Platelets adhering to a virus would be considered a non-specific response right? Because don't platelets congregate on a pathogen regardless of what type of pathogen it is, it can happen to any pathogens?

correct.
But know that a specific responses refer to responses targeting a specific antigen, not a specific pathogen.

[Evolio]

Thank you Healthy-Citizen, Chocolatemilkshake and Erutepa!
I really appreciate all your help! 

Hi guys.
In apoptosis, why is the cellular response considered to be the cell blebbing/cell shrinkage and cell breaking into small apoptotic bodies? While the signal transduction part of apoptosis refers to DNA fragmentation, proteins being cleaved? Like, why isn't the DNA fragmentation and such a part of the cellular response?
Is it because the caspase enzymes which cause the signal transduction step only cause DNA fragmentation and proteins being cleaved but the actual after effect of apoptosis is the cellular response so the cell blebbing?
Would the apoptotic bodies being phagocytosed by phagocytes be considered in the cellular response?

[Erutepa]

Thank you Healthy-Citizen, Chocolatemilkshake and Erutepa!
I really appreciate all your help! 

Hi guys.
In apoptosis, why is the cellular response considered to be the cell blebbing/cell shrinkage and cell breaking into small apoptotic bodies? While the signal transduction part of apoptosis refers to DNA fragmentation, proteins being cleaved?
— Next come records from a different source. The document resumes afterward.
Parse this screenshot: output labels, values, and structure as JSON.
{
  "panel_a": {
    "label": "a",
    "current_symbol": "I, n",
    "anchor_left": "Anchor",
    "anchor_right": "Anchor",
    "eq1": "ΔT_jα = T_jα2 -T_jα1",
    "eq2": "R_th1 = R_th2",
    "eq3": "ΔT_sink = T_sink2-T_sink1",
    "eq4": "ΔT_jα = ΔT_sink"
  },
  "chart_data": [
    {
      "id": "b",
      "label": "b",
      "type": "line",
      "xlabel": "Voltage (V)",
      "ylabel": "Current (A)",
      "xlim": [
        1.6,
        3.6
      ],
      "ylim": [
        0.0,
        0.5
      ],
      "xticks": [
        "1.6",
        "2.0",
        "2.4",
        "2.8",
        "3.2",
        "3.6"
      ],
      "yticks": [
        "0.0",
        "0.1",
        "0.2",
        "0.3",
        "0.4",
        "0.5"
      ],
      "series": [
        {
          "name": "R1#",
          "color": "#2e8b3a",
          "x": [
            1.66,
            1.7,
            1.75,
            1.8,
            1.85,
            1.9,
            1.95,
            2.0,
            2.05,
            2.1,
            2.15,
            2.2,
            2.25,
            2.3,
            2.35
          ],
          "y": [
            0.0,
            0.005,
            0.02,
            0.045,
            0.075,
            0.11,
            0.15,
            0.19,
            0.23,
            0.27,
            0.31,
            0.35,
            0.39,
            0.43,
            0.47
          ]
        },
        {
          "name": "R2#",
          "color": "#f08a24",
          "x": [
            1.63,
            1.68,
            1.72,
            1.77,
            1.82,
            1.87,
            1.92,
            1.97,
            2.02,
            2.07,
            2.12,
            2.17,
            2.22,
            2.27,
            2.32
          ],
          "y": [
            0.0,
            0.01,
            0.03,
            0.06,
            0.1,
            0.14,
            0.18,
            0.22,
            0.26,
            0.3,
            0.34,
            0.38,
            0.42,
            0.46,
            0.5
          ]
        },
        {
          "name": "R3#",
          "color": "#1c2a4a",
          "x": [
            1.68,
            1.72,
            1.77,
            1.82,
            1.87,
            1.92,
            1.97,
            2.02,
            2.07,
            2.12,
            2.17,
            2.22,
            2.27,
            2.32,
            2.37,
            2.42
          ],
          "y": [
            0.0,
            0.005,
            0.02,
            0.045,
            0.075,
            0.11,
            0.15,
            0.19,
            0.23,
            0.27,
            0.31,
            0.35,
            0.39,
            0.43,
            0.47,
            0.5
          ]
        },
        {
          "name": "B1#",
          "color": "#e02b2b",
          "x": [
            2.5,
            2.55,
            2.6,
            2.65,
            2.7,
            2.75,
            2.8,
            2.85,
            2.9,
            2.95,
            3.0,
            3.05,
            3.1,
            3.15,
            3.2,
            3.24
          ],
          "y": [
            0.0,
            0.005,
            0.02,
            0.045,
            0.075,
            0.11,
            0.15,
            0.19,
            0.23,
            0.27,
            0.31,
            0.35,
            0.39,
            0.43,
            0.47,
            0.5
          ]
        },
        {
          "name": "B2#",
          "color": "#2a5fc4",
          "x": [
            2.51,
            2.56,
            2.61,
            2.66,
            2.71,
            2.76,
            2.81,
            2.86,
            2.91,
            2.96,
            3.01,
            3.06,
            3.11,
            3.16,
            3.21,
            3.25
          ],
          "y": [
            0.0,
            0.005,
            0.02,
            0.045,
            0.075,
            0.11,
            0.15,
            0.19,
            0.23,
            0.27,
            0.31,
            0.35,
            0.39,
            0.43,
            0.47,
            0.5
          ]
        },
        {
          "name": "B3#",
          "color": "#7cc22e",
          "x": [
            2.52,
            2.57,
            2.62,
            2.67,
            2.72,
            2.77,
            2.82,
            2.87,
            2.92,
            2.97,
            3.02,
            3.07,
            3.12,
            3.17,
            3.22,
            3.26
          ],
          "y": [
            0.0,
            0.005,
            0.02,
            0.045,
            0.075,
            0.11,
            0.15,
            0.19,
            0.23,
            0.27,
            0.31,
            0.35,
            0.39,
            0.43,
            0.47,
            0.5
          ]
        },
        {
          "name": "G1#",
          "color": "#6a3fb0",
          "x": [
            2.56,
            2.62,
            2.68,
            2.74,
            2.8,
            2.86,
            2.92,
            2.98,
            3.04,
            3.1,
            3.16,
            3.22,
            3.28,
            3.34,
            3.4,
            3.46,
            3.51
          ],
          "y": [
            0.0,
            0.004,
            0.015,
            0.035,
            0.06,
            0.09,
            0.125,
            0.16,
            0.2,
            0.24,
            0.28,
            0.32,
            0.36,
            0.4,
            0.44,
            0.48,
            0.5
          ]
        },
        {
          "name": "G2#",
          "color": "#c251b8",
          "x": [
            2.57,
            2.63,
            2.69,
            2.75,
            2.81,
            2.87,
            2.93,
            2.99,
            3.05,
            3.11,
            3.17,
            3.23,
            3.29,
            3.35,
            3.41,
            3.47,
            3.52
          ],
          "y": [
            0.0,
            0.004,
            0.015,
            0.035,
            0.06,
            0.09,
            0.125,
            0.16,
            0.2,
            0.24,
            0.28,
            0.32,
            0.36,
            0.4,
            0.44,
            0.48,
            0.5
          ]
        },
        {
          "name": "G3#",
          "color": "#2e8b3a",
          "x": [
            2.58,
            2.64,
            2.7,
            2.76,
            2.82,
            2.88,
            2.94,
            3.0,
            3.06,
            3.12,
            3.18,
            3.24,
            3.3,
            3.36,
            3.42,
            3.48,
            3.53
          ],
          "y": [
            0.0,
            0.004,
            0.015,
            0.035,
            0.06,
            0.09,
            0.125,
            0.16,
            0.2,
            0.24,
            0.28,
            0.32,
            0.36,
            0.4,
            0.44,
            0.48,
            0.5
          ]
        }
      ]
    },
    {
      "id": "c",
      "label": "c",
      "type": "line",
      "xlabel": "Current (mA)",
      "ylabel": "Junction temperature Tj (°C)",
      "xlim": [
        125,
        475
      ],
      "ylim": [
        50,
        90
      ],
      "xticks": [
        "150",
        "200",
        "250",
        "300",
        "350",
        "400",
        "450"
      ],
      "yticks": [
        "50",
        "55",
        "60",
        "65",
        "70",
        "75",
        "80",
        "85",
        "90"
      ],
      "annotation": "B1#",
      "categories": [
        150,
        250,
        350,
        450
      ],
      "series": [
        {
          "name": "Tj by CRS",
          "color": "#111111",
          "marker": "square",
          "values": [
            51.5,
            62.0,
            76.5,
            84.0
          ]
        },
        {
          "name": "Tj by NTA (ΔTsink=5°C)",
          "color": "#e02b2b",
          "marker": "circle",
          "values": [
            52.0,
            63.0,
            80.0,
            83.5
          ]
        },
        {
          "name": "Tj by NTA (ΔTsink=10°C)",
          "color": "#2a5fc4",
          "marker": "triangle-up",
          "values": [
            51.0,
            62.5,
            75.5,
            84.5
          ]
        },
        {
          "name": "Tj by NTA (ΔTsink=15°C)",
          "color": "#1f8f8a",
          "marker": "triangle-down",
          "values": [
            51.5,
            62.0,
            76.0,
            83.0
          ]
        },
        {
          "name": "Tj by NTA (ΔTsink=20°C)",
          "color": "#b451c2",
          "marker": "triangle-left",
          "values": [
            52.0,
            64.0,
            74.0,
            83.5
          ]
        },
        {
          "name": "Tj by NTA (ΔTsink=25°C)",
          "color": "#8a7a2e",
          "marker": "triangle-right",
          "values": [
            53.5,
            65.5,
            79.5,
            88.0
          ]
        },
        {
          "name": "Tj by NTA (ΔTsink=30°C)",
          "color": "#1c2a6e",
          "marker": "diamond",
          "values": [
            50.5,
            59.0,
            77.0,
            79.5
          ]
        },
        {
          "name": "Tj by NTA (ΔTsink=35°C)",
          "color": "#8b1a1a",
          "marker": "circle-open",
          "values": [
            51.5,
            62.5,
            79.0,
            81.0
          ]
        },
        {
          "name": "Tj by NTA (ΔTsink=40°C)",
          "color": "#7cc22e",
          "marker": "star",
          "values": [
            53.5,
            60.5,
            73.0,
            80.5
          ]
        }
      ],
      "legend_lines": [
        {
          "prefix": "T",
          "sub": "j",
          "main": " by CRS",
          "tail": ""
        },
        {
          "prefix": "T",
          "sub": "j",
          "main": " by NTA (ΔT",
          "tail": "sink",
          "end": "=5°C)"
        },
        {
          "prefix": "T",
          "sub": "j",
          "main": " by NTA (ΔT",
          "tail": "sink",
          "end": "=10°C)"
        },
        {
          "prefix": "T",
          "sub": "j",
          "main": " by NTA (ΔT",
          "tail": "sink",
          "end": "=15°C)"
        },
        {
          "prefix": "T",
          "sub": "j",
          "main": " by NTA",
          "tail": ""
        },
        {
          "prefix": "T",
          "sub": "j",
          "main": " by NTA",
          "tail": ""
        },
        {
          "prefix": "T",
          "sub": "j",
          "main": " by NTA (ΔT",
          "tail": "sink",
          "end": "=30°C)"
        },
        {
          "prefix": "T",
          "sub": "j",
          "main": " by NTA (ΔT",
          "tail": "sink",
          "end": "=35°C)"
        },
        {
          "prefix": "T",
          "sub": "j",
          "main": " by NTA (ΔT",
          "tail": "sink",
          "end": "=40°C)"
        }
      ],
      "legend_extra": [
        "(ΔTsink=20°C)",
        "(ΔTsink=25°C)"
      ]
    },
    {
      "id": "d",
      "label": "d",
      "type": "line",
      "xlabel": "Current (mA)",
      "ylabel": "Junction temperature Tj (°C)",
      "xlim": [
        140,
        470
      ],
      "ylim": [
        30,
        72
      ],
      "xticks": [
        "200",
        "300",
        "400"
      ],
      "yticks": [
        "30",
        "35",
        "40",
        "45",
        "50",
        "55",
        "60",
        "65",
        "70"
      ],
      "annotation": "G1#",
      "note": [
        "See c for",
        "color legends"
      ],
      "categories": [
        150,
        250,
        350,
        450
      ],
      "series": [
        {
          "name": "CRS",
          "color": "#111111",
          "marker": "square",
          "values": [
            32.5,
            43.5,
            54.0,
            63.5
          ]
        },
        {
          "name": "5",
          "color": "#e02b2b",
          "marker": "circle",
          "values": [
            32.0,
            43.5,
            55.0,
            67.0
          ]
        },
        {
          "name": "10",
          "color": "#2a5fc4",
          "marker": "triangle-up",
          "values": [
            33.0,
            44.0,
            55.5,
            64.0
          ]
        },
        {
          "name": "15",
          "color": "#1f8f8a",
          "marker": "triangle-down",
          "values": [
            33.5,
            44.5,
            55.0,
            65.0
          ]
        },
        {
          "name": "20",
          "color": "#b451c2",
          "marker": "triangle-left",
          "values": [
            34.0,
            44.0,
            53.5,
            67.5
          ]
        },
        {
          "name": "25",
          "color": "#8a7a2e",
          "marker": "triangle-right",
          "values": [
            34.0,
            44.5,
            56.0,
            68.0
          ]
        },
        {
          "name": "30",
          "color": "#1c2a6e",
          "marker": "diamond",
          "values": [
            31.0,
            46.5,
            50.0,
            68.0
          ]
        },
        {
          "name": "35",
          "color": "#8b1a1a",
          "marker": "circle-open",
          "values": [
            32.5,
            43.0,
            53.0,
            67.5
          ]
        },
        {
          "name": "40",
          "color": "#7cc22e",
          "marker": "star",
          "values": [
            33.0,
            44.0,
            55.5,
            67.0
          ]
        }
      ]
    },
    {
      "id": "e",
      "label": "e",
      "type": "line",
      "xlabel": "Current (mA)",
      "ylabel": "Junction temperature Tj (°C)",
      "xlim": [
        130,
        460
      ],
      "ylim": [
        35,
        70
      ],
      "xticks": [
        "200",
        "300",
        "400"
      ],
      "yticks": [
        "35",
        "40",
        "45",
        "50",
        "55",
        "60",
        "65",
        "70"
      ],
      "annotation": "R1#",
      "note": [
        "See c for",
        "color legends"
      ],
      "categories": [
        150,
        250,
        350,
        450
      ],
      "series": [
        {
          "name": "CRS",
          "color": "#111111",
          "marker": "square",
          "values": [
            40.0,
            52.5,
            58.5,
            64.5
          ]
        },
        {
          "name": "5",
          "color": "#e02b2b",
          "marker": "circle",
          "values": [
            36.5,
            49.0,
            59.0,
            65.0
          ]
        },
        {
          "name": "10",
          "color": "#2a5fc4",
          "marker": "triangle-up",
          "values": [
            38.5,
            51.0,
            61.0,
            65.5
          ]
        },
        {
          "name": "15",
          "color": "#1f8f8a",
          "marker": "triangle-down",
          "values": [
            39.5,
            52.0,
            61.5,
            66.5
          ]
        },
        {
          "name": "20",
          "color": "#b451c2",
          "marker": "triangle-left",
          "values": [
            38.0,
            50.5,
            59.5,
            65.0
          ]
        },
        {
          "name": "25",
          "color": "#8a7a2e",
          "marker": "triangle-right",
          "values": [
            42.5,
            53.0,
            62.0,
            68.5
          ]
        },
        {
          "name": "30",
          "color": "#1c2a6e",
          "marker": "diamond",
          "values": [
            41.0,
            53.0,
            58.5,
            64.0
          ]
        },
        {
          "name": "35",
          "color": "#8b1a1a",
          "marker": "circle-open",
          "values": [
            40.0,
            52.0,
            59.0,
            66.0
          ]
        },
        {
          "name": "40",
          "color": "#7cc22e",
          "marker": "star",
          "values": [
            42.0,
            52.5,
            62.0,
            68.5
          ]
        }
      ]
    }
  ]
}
Like, why isn't the DNA fragmentation and such a part of the cellular response?
Is it because the caspase enzymes which cause the signal transduction step only cause DNA fragmentation and proteins being cleaved but the actual after effect of apoptosis is the cellular response so the cell blebbing?
Would the apoptotic bodies being phagocytosed by phagocytes be considered in the cellular response?

I always considered dna fragmentation as a cellular response myself. Signal transduction would be the activation of caspases in that signal cascade, whereas the fragmentation of dna by caspases would be a cellular response.
I may be wrong, but this is how I've always thought of it.
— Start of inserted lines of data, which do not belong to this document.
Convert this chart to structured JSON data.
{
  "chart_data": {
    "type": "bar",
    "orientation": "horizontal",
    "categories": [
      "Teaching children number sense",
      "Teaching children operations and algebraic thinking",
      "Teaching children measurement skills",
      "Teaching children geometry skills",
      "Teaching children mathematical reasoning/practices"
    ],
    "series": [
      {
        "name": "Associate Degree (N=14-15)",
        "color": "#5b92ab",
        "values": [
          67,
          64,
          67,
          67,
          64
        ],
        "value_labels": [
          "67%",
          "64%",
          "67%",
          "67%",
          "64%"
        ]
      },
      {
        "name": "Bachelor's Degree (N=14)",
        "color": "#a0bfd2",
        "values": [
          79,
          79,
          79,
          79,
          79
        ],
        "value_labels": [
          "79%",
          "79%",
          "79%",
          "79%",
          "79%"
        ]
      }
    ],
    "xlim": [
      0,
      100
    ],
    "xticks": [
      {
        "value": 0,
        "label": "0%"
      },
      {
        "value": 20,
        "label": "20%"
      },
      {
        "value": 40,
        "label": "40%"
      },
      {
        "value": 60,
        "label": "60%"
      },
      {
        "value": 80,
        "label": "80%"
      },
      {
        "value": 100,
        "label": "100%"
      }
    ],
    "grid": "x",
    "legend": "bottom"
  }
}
As with the engulfment of the apoptic bodies, I would consider this a a process separate to apoptosis and hence not a cellular response of apoptosis.

[Evolio]

Okay, thank you!

[pugs]

Not quite. cytotoxic T cells also release cytokines and other signalling molecules which can bind to the secreting cell and cause that cytotoxic T cell to proliferate and differentiate. Please note that these details are not relevant to the course. You do not need to know what cells secrete cytotoxins, etc. but you do need to know that cytotoxic T cells secrete perforin which ruptures cell membranes and the rest of that. Also, most, if not all cells in the immune system will release cytokines, as this is the primary mode of communication between immune cells.

thanks for the clarification!
(ngl i probably should have known this oops – but thnx for clearing it up!)